PROMIS, FACT-B, and FACT-G are validated questionnaires — sometimes called patient-reported outcome measures, or PROMs — that turn how you actually feel into structured, comparable scores. In survivorship, they help you and your care team measure things that scans and bloodwork miss: fatigue, mood, sleep, physical function, and overall quality of life. They are tools for understanding and conversation, not diagnostic tests.

What is a patient-reported outcome measure?

A patient-reported outcome measure is a standardized questionnaire you complete yourself, capturing your experience in your own words rather than a clinician’s observation. Because everyone answers the same validated questions, the results can be compared over time and across people — which makes a vague sense of “I feel worse lately” into something concrete you can track and discuss. These measures are widely used in cancer research and increasingly in routine survivorship care.

What does PROMIS measure?

PROMIS stands for the Patient-Reported Outcomes Measurement Information System, a set of measures developed with U.S. National Institutes of Health funding and managed by HealthMeasures at Northwestern University. PROMIS covers physical, mental, and social health through short question banks on topics such as physical function, fatigue, pain, sleep disturbance, anxiety, depression, and the ability to participate in social roles.

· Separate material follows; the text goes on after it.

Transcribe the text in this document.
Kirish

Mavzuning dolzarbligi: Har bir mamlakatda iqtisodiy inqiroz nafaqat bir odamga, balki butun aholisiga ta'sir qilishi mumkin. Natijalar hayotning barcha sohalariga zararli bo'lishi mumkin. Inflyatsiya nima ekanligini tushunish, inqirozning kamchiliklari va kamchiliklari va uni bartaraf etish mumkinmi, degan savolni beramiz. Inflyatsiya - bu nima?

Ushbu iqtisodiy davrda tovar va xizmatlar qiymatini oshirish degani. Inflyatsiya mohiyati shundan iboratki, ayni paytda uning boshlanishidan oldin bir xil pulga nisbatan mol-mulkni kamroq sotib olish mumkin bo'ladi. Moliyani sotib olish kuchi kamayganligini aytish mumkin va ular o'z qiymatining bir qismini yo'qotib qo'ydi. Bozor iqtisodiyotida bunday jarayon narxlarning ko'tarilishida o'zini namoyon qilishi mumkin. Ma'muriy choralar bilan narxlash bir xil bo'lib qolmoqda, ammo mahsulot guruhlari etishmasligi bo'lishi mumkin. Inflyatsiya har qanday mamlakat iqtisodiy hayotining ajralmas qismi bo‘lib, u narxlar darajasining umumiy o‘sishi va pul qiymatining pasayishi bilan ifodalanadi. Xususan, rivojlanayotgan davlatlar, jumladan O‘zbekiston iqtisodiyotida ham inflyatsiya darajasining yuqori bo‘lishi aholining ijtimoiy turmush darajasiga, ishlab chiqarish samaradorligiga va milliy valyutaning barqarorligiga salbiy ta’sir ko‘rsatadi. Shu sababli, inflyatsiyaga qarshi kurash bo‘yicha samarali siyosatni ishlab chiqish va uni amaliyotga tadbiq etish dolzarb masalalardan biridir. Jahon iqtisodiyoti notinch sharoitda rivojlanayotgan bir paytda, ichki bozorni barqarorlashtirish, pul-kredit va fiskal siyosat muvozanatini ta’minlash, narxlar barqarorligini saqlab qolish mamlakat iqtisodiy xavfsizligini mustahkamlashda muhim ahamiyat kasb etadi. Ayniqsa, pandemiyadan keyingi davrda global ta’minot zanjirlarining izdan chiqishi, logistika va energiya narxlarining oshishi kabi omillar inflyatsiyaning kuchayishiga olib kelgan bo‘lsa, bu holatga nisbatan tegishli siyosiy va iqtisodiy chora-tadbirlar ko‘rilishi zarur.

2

PROMIS scores use a standardized T-score, where 50 represents the average for the U.S. general population and every 10 points is one standard deviation. For a symptom like fatigue, a higher score means more fatigue; for a positive area like physical function, a higher score means better function. That common scale is what lets a single number carry real meaning — and what makes change over time easy to see.

What is FACT-G?

FACT-G — the Functional Assessment of Cancer Therapy – General — is one of the most widely used quality-of-life questionnaires in oncology. Maintained by FACIT.org, it asks about four areas of wellbeing over the past week: physical, social and family, emotional, and functional. Together these produce a total score in which higher means better overall quality of life. Because it is general, FACT-G works across many cancer types and is a common starting point.

What is FACT-B, and how is it different?

FACT-B is the breast-cancer-specific version. It includes all of FACT-G and adds a Breast Cancer Subscale — extra questions about concerns that matter specifically after breast cancer, such as body image, arm swelling and lymphedema, and treatment side effects. If you are navigating breast cancer survivorship, FACT-B captures detail a general measure would miss. The relationship is simple: FACT-B = FACT-G + breast-cancer questions.

How are these questionnaires used in survivorship?

You might encounter them in a clinic visit, a research study, or a digital survivorship program. Used over time, they turn scattered symptoms into trends — which is far more useful than judging any single hard day. A rising fatigue score across several check-ins, for example, is a concrete prompt to raise cancer-related fatigue with your team. This is also why bringing your own notes helps: see our guide to preparing for survivorship appointments and the questions worth asking your oncologist.

These measures pair naturally with a survivorship care plan, which records your treatment and a forward-looking follow-up plan. Where the care plan sets the map, validated questionnaires help you see where you are on it.

How does Oncera relate to these measures?

Oncera is grounded in the same survivorship research these instruments come from, organizing hundreds of signals into seven clear domains and tracking how they change over time. Oncera is educational and non-diagnostic: it does not calculate a clinical FACT-B or PROMIS score for medical decisions, and it never replaces validated assessment by your care team. Instead, it helps you understand the same dimensions of wellbeing in plain language and arrive prepared for the conversations where those measures are interpreted.

This article is educational and non-diagnostic. Questionnaire results should be interpreted with your own care team, who can place them in the context of your full medical picture.